The year 1914 is perhaps the most contrasting in the life of Marko Cheremshyna. It was happy – because it was the year of his wedding to Natalia– and tragic – because the First World War began. 

 

As soon as the threat of wartime hangs over Sniatyn, Marko Cheremshyna brings Natalia and her two younger sisters, Olha and Mariia, to his parents in the village of Kobaky. However, the war will catch them even there. The stories about the First World War would later form the basis of his collection of short stories, “The Village Bends.” Literary critics will say that this is Marko Cheremshyna’s strongest and scariest book and one of the strongest books written by Ukrainians about the war.

 

Later, Marko Cheremshyna returned to Sniatyn, immersed himself in volunteer work, helped the families of soldiers defend their rights to compensation, and after the war, he focused on the policy of Ukrainization. He wanted education and paperwork to be in Ukrainian. He was on the district council, was elected Burgomaster of Sniatyn, but later resigned in favor of Semen Zinkevych from Sniatyn: he frankly admitted that it was difficult to combine literature, community service and politics, and he was not used to doing something with half-strength.

Marko Cheremshyna’s passport photo. He is pictured with his wife

 

Marko Cheremshyna had one painful scar ahead of him. He and his father both received long-term injuries at the same time (in different circumstances, but the perpetrator is the same).
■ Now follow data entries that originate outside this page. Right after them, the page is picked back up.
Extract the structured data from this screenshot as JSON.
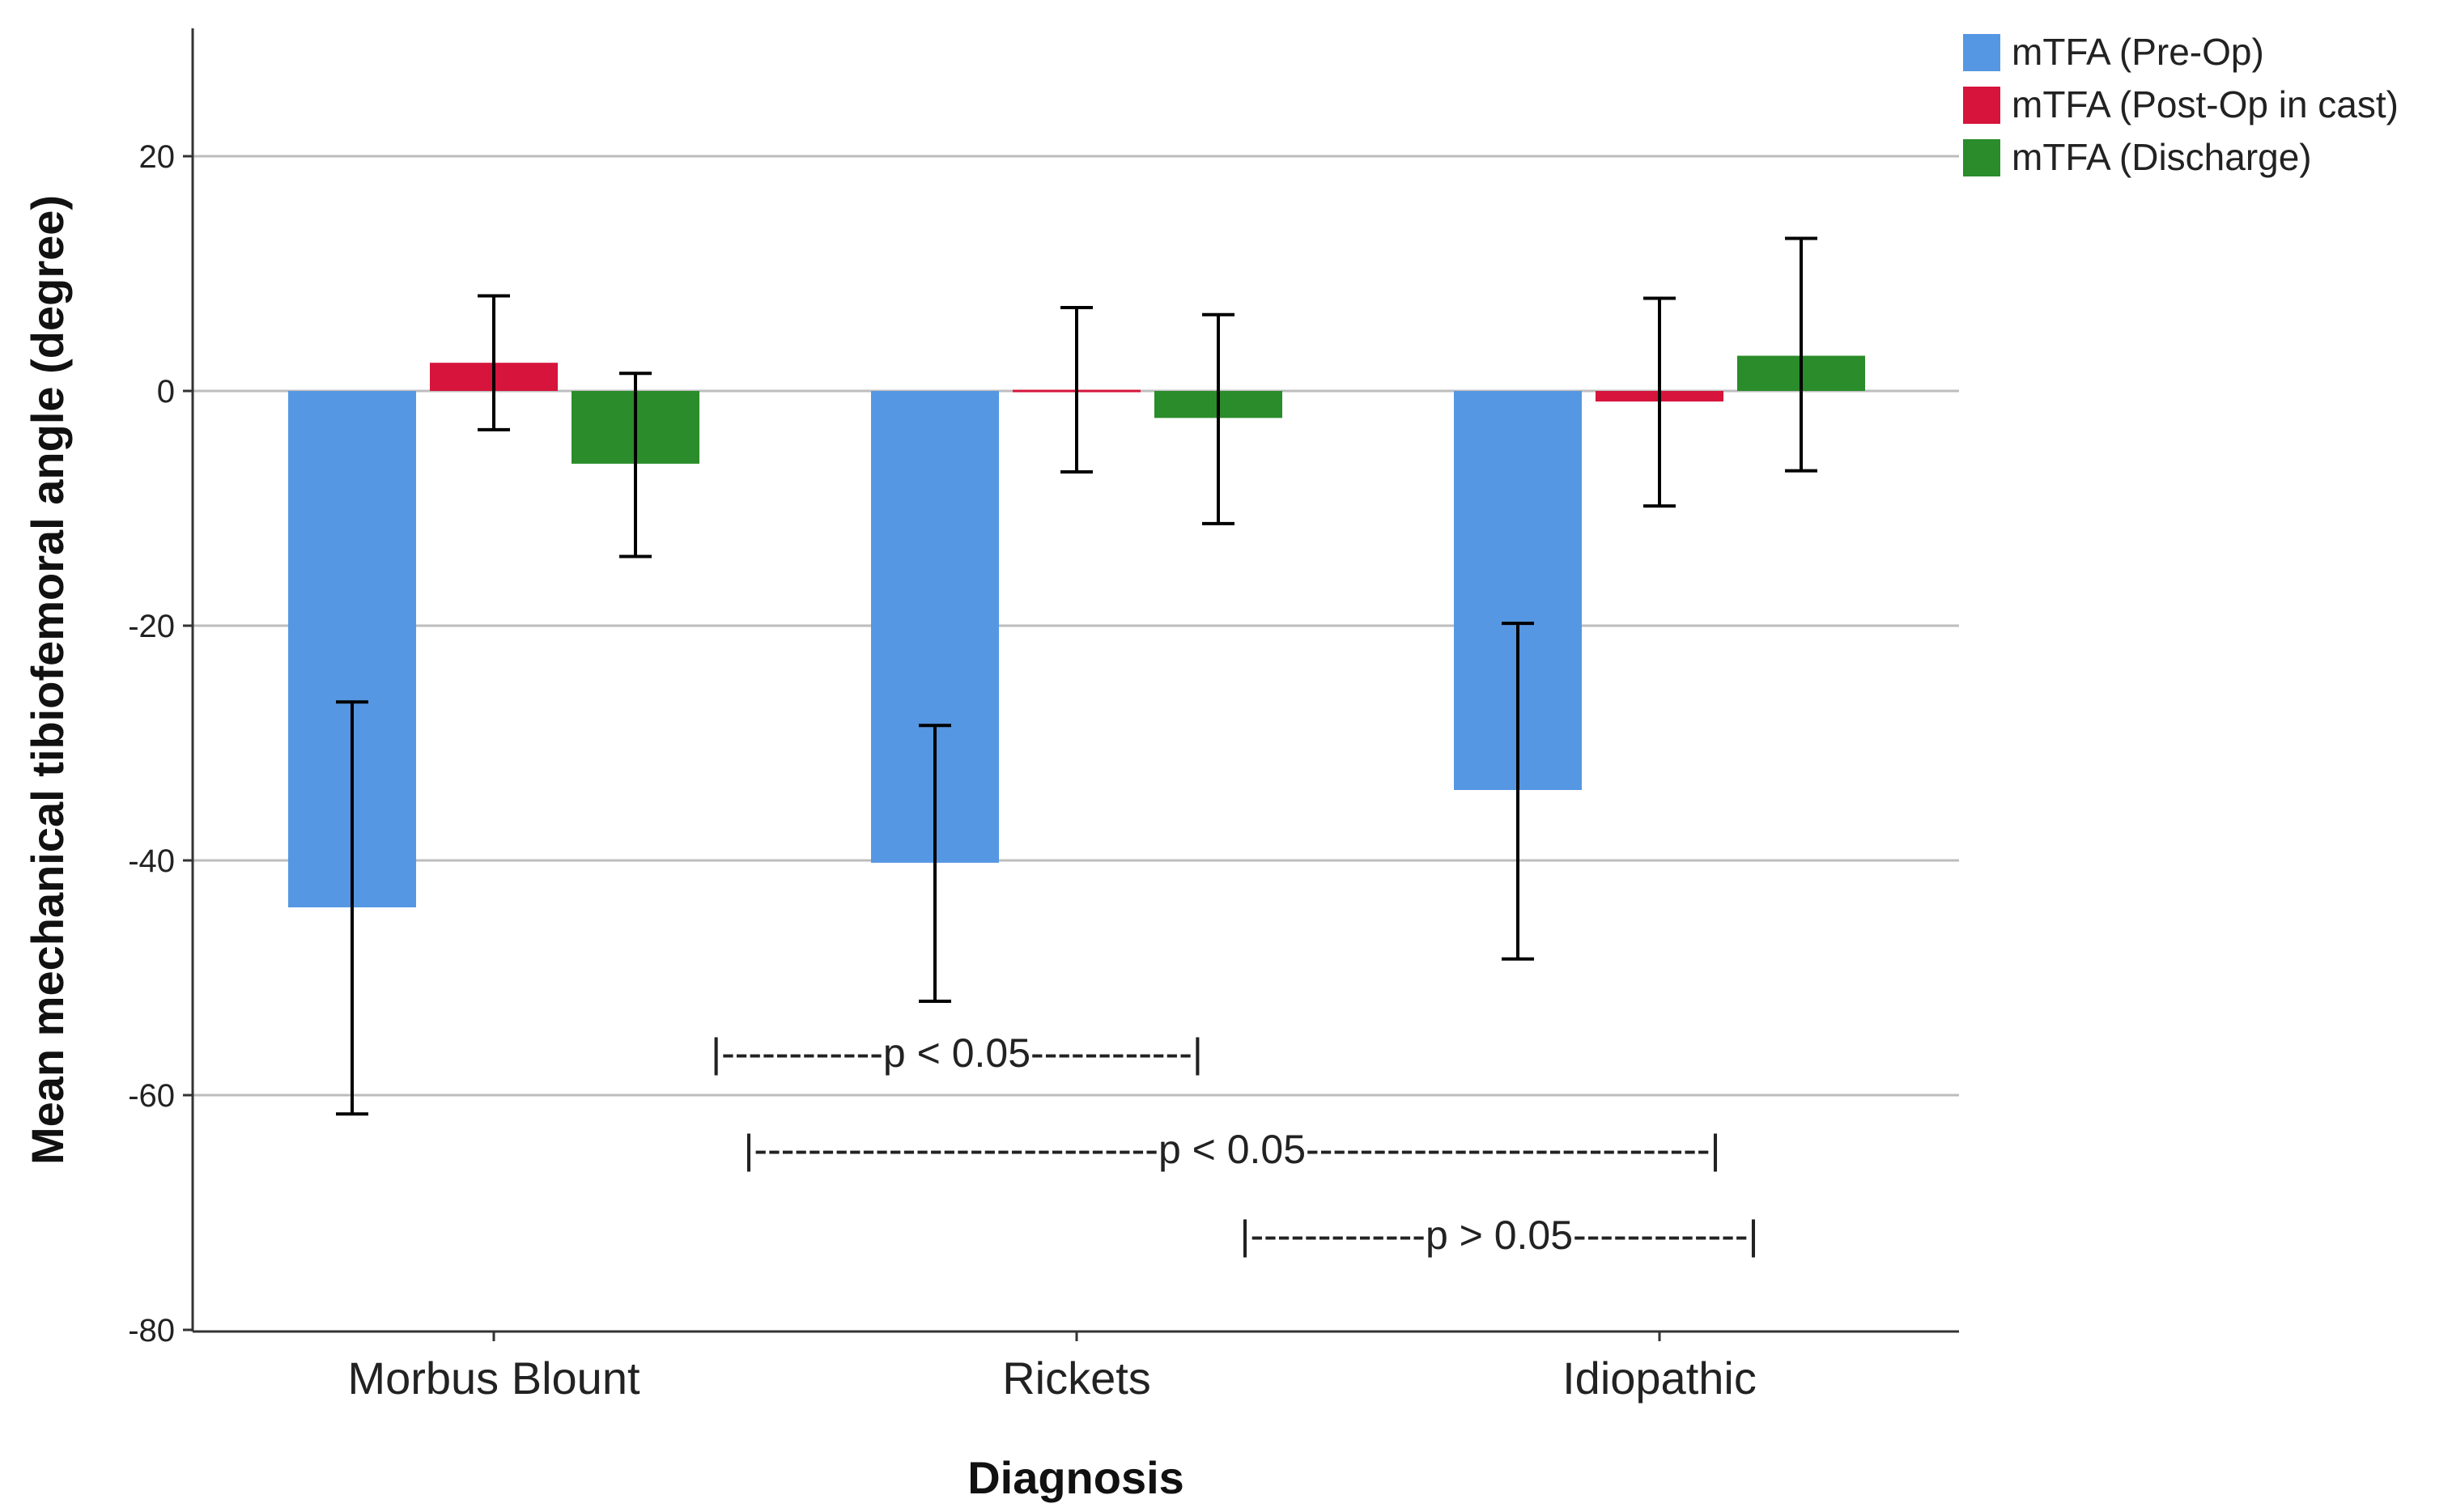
{
  "chart_data": {
    "type": "bar",
    "title": "",
    "xlabel": "Diagnosis",
    "ylabel": "Mean mechanical tibiofemoral angle (degree)",
    "ylim": [
      -80,
      30
    ],
    "yticks": [
      20,
      0,
      -20,
      -40,
      -60,
      -80
    ],
    "grid": true,
    "legend_position": "top-right",
    "categories": [
      "Morbus Blount",
      "Rickets",
      "Idiopathic"
    ],
    "series": [
      {
        "name": "mTFA (Pre-Op)",
        "color": "#5597E3",
        "values": [
          -44,
          -40.2,
          -34
        ],
        "error_low": [
          -61.6,
          -52.0,
          -48.4
        ],
        "error_high": [
          -26.5,
          -28.5,
          -19.8
        ]
      },
      {
        "name": "mTFA (Post-Op in cast)",
        "color": "#D6143C",
        "values": [
          2.4,
          0.1,
          -0.9
        ],
        "error_low": [
          -3.3,
          -6.9,
          -9.8
        ],
        "error_high": [
          8.1,
          7.1,
          7.9
        ]
      },
      {
        "name": "mTFA (Discharge)",
        "color": "#2A8C2A",
        "values": [
          -6.2,
          -2.3,
          3.0
        ],
        "error_low": [
          -14.1,
          -11.3,
          -6.8
        ],
        "error_high": [
          1.5,
          6.5,
          13.0
        ]
      }
    ],
    "annotations": [
      {
        "text": "|------------p < 0.05------------|",
        "y": -57
      },
      {
        "text": "|------------------------------p < 0.05------------------------------|",
        "y": -65
      },
      {
        "text": "|-------------p > 0.05-------------|",
        "y": -72
      }
    ]
  }
}
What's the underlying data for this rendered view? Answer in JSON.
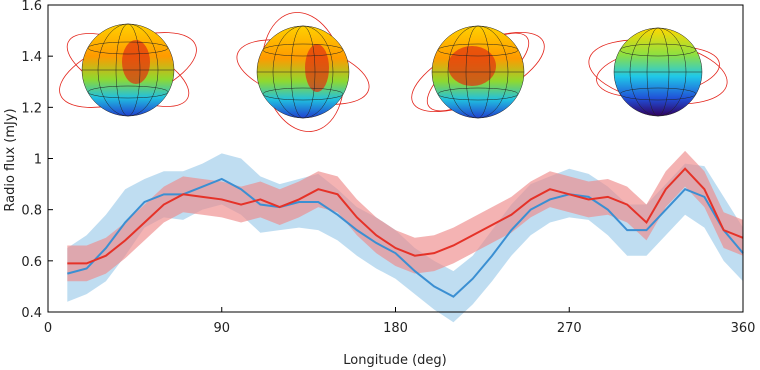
{
  "chart_data": {
    "type": "line",
    "x_label": "Longitude (deg)",
    "y_label": "Radio flux (mJy)",
    "xlim": [
      0,
      360
    ],
    "xticks": [
      0,
      90,
      180,
      270,
      360
    ],
    "ylim": [
      0.4,
      1.6
    ],
    "yticks": [
      0.4,
      0.6,
      0.8,
      1.0,
      1.2,
      1.4,
      1.6
    ],
    "x": [
      10,
      20,
      30,
      40,
      50,
      60,
      70,
      80,
      90,
      100,
      110,
      120,
      130,
      140,
      150,
      160,
      170,
      180,
      190,
      200,
      210,
      220,
      230,
      240,
      250,
      260,
      270,
      280,
      290,
      300,
      310,
      320,
      330,
      340,
      350,
      360
    ],
    "series": [
      {
        "color": "#3b8fd2",
        "band_color": "#9ccbea",
        "values": [
          0.55,
          0.57,
          0.65,
          0.75,
          0.83,
          0.86,
          0.86,
          0.89,
          0.92,
          0.88,
          0.82,
          0.81,
          0.83,
          0.83,
          0.78,
          0.72,
          0.67,
          0.63,
          0.56,
          0.5,
          0.46,
          0.53,
          0.62,
          0.72,
          0.8,
          0.84,
          0.86,
          0.85,
          0.8,
          0.72,
          0.72,
          0.8,
          0.88,
          0.85,
          0.72,
          0.63
        ],
        "upper": [
          0.65,
          0.7,
          0.78,
          0.88,
          0.92,
          0.95,
          0.95,
          0.98,
          1.02,
          1.0,
          0.93,
          0.9,
          0.92,
          0.94,
          0.88,
          0.81,
          0.77,
          0.72,
          0.65,
          0.6,
          0.56,
          0.62,
          0.72,
          0.82,
          0.9,
          0.93,
          0.96,
          0.94,
          0.89,
          0.82,
          0.82,
          0.9,
          0.98,
          0.97,
          0.85,
          0.73
        ],
        "lower": [
          0.44,
          0.47,
          0.52,
          0.62,
          0.73,
          0.77,
          0.76,
          0.8,
          0.82,
          0.78,
          0.71,
          0.72,
          0.73,
          0.72,
          0.68,
          0.62,
          0.57,
          0.53,
          0.47,
          0.41,
          0.36,
          0.43,
          0.52,
          0.62,
          0.7,
          0.75,
          0.77,
          0.76,
          0.7,
          0.62,
          0.62,
          0.7,
          0.78,
          0.73,
          0.6,
          0.52
        ]
      },
      {
        "color": "#e53228",
        "band_color": "#ee8b8b",
        "values": [
          0.59,
          0.59,
          0.62,
          0.68,
          0.75,
          0.82,
          0.86,
          0.85,
          0.84,
          0.82,
          0.84,
          0.81,
          0.84,
          0.88,
          0.86,
          0.77,
          0.7,
          0.65,
          0.62,
          0.63,
          0.66,
          0.7,
          0.74,
          0.78,
          0.84,
          0.88,
          0.86,
          0.84,
          0.85,
          0.82,
          0.75,
          0.88,
          0.96,
          0.88,
          0.72,
          0.69
        ],
        "upper": [
          0.66,
          0.66,
          0.69,
          0.75,
          0.82,
          0.89,
          0.93,
          0.92,
          0.91,
          0.89,
          0.91,
          0.88,
          0.91,
          0.95,
          0.93,
          0.84,
          0.77,
          0.72,
          0.69,
          0.7,
          0.73,
          0.77,
          0.81,
          0.85,
          0.91,
          0.95,
          0.93,
          0.91,
          0.92,
          0.89,
          0.82,
          0.95,
          1.03,
          0.95,
          0.79,
          0.76
        ],
        "lower": [
          0.52,
          0.52,
          0.55,
          0.61,
          0.68,
          0.75,
          0.79,
          0.78,
          0.77,
          0.75,
          0.77,
          0.74,
          0.77,
          0.81,
          0.79,
          0.7,
          0.63,
          0.58,
          0.55,
          0.56,
          0.59,
          0.63,
          0.67,
          0.71,
          0.77,
          0.81,
          0.79,
          0.77,
          0.78,
          0.75,
          0.68,
          0.81,
          0.89,
          0.81,
          0.65,
          0.62
        ]
      }
    ]
  }
}
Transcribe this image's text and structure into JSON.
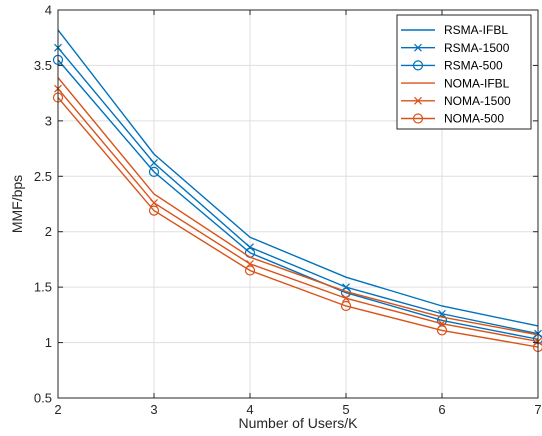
{
  "chart_data": {
    "type": "line",
    "title": "",
    "xlabel": "Number of Users/K",
    "ylabel": "MMF/bps",
    "x": [
      2,
      3,
      4,
      5,
      6,
      7
    ],
    "xlim": [
      2,
      7
    ],
    "ylim": [
      0.5,
      4
    ],
    "xticks": [
      2,
      3,
      4,
      5,
      6,
      7
    ],
    "yticks": [
      0.5,
      1,
      1.5,
      2,
      2.5,
      3,
      3.5,
      4
    ],
    "grid": true,
    "legend_position": "top-right",
    "series": [
      {
        "name": "RSMA-IFBL",
        "color": "#0072BD",
        "marker": "none",
        "values": [
          3.82,
          2.7,
          1.95,
          1.59,
          1.33,
          1.15
        ]
      },
      {
        "name": "RSMA-1500",
        "color": "#0072BD",
        "marker": "x",
        "values": [
          3.66,
          2.62,
          1.86,
          1.5,
          1.26,
          1.08
        ]
      },
      {
        "name": "RSMA-500",
        "color": "#0072BD",
        "marker": "circle",
        "values": [
          3.55,
          2.54,
          1.81,
          1.45,
          1.2,
          1.03
        ]
      },
      {
        "name": "NOMA-IFBL",
        "color": "#D95319",
        "marker": "none",
        "values": [
          3.39,
          2.34,
          1.77,
          1.46,
          1.23,
          1.07
        ]
      },
      {
        "name": "NOMA-1500",
        "color": "#D95319",
        "marker": "x",
        "values": [
          3.29,
          2.26,
          1.71,
          1.4,
          1.17,
          1.01
        ]
      },
      {
        "name": "NOMA-500",
        "color": "#D95319",
        "marker": "circle",
        "values": [
          3.21,
          2.19,
          1.65,
          1.33,
          1.11,
          0.96
        ]
      }
    ]
  }
}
In 1919, Ivan Semaniuk (Marko Cheremshyna) was delegated by the West Ukrainian People’s Republic (a Ukrainian state formed in the Western Ukraine in 1917) to negotiate with the Romanian side, which occupied Pokuttia (a Ukrainian region near the Carpathians) in spring. The negotiations failed, as the Romanians opened fire, and Marko Cheremshyna jumped into a ditch with ice-cold water to escape the bullets and had to wait it out. As a result, the writer had kidney problems for the rest of his life. In the same year, 1919, Romanian troops beat his father almost to death in Kobaky “because of a rifle.” On 20 February 1920, Yurii Semaniuk died of carbon monoxide poisoning in his own home. 

 

The symbolism of sudden death

 

In the last years of his life, Marko Cheremshyna was fighting against the storm. His house was searched from time to time (the new Polish government did not forgive him for his Ukrainianization policy), and he was experiencing increasingly acute heart and kidney problems. But he was not going to die. At least not at the age of 53. He was going in a cart to visit his mother in Kobaky for Easter, and his wife Natalia was with him. On Easter Monday in Kobaky, the ancestors were commemorated; in Marko Cheremshyna’s time, the commemoration consisted of a meal and gifts at the graves, a rite called “covering the graves.” Although Marko Cheremshyna gave his sister enough money to buy Easter bread and pots for the gift-giving, she made him very sad with her poor gifts. He leaned on a stick, cried and–died of a heart attack– an ethnographic rite of honoring the ancestors, as if he died in the middle of his own story.

 

Was he “killed” by stale Easter bread and chipped pots? Given that he had had at least two heart attacks in the courtroom before, and during searches at home, it is unlikely… But that was the last straw.

 

At that moment, a lark flew into his mother’s room. A bird that hits the windowpane is believed to portend misfortune.Marko Cheremshyna once wrote in “Autobiography” that if he were allowed to change into a bird, he would choose to become a lark. How did he know?